Sesungguhnya postingan ini gak akan membantu sama sekali buat mereka yang penasaran cara ngurus sendiri nikahannya. Ya soalnya surat menyurat gue dibantu urus sama Om gue. Surat menyuratnya Rifky dibantu diurusin Pak RT dan Pak Penghulu.

Yang ajaib adalah semua surat kelar dalam waktu seminggu saja. Itu pun sebagian besar karena nunggu surat pindah nikah gue dari Ciputat ke Bogor. Ajaib lah buat gue, wong googling sana sini katanya bisa makan waktu lebih dari itu.

Sebenernya niatan nikahan itu bulan Desember 2013, all in sekalian resepsi. Kemudian dapat info tambahan dari sesepuh bahwa Desember itu bulan Safar. Sebaiknya tidak mengadakan acara sakral dan semacamnya di bulan Muharram dan Safar. Dan tanggal terdekat dan yang paling memungkinkan di luar kedua bulan itu adalah 3 November. Yang mana itu baru gue ketahui dua minggu sebelum hari H.

*stres*

Setelah panik semalaman, akhirnya mulai bikin list apa aja yang mesti dikerjain. Ngurus surat. Ngurus akad. Ngurus tamu akad. Dan yang paling memakan waktu ya memang ngurus surat menyurat. Gue gak bisa ngasih kepastian ke penyewaan baju dan make up dan tempat kalau surat menyurat belum kelar.
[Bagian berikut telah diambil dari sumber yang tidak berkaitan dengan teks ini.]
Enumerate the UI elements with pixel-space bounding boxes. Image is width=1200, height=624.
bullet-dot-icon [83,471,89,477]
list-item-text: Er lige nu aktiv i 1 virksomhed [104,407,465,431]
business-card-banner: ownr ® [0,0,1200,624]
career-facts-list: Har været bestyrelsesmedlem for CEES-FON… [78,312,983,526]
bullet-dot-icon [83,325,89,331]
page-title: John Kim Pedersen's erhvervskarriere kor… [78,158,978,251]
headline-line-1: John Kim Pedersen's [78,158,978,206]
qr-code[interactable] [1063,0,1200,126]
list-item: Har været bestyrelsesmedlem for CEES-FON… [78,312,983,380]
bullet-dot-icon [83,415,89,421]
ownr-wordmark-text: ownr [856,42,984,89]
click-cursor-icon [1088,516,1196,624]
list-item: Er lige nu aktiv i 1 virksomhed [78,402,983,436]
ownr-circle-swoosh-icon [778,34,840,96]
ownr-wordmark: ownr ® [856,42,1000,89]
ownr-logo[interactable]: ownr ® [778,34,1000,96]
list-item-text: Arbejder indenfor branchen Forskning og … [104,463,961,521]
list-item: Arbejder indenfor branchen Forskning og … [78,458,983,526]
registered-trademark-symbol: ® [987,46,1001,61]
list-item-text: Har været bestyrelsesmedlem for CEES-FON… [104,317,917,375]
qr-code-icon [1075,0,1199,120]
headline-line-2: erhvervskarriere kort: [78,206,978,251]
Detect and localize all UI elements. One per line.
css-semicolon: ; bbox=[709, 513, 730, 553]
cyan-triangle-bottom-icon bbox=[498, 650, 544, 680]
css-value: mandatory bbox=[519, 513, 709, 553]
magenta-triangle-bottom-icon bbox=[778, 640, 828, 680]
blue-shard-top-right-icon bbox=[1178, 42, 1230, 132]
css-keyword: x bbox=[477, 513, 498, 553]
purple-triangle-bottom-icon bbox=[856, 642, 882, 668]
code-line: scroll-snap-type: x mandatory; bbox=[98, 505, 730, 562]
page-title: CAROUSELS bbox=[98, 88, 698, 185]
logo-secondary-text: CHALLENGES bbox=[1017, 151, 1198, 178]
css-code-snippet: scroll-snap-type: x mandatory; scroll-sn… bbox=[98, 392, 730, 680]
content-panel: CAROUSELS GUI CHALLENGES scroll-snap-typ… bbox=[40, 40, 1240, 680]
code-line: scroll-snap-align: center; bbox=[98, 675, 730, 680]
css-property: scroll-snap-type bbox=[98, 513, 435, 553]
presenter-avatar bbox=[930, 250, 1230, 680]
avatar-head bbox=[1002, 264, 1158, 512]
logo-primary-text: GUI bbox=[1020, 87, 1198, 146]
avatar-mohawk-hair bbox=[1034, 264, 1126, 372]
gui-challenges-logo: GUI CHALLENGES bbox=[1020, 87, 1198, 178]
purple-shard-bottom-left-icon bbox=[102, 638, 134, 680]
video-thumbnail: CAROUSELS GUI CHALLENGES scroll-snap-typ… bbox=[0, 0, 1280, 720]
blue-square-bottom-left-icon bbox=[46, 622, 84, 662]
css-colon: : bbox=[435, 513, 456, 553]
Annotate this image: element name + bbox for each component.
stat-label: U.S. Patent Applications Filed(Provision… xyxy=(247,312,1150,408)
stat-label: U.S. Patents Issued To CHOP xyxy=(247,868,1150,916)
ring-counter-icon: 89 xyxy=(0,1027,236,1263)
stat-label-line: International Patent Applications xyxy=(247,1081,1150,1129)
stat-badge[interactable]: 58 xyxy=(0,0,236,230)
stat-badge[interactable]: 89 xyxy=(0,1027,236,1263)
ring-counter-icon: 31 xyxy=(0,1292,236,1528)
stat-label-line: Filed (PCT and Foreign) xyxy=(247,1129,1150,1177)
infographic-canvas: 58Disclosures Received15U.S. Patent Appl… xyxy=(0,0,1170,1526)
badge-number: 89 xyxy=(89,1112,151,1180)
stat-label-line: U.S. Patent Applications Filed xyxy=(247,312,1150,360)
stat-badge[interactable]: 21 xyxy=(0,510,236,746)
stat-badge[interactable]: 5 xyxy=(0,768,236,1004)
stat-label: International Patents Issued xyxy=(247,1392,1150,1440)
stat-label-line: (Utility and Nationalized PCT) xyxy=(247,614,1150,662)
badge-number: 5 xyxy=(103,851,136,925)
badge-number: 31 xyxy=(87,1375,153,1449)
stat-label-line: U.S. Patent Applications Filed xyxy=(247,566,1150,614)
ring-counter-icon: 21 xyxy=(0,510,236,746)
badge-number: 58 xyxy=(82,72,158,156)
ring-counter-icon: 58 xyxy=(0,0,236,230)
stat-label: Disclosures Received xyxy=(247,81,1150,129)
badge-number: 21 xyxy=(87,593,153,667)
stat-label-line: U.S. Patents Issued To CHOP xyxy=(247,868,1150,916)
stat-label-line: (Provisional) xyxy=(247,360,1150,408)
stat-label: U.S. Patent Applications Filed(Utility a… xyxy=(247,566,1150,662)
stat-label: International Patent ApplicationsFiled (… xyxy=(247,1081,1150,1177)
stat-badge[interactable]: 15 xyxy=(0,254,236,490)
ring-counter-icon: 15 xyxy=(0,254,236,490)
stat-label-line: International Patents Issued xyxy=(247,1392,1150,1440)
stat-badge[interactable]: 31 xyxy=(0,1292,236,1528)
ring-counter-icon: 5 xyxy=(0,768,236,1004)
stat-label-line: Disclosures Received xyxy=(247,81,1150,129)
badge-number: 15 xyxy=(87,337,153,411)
Dua minggu belakangan ini yang paling santai dan sabar ya siapa lagi kalau bukan calon suami. Entah berapa kali gue ajak berantem gara-gara beda persepsi prioritas. Dia santai, gue harus plek ketiplek sesuia rencana dan jadwal. Maklum, control freak. Dia, bukan gue.

APALO?

Minta contoh pengumuman nikahan udah dari beberapa bulan yang lalu ke Imam dan Maradilla, temen-temen di Twitter. Kemudian kami serahin ke salah satu teman baik yang memang juara kemampuan disainnya dan cepet kerjanya, Jui.

Trus apaan yang diurus sendiri? Rifky bolak balik ke kantor pemerintahan buat janjian sama Penghulu dan lain-lain. Muter-muter Bogor nyari mesjid. Nyaris berantem sama salah satu dedengkot KUA di Bogor karena dimintai uang jasa lebih dari dua juta rupiah dengan alasan orang itu kudu ngatur jadwal karena ada beberapa puluh pasang pengantin yang harus dinikahkan weekend ini.

YATRUSAPAURUSANGUE!

Eh kemudian dapat penghulu yang ternyata adalah tetangga rumah dengan biaya gak sampai seperempat yang diminta sama Kepala KUA ………ganteng tadi (no cursing, Nit. No cursing)

Makeup pakai jasa salah satu vendor temen kami yang kerja di studio fotografi. Temen kami sendiri bakal jadi fotografer acaranya. Penyewaan kebaya dan beskap dari uwak salah satu teman yang lain.

Udah bisa santai?

Habelum!

Gue masih harus bikin report, scheduling, bikin materi ngajar, kontrak kerja, review, dll. Yang ndilalah kok ya deadlinenya pas hari H dan H+1 :)) Calon suami masih harus ngurusin komunitasnya.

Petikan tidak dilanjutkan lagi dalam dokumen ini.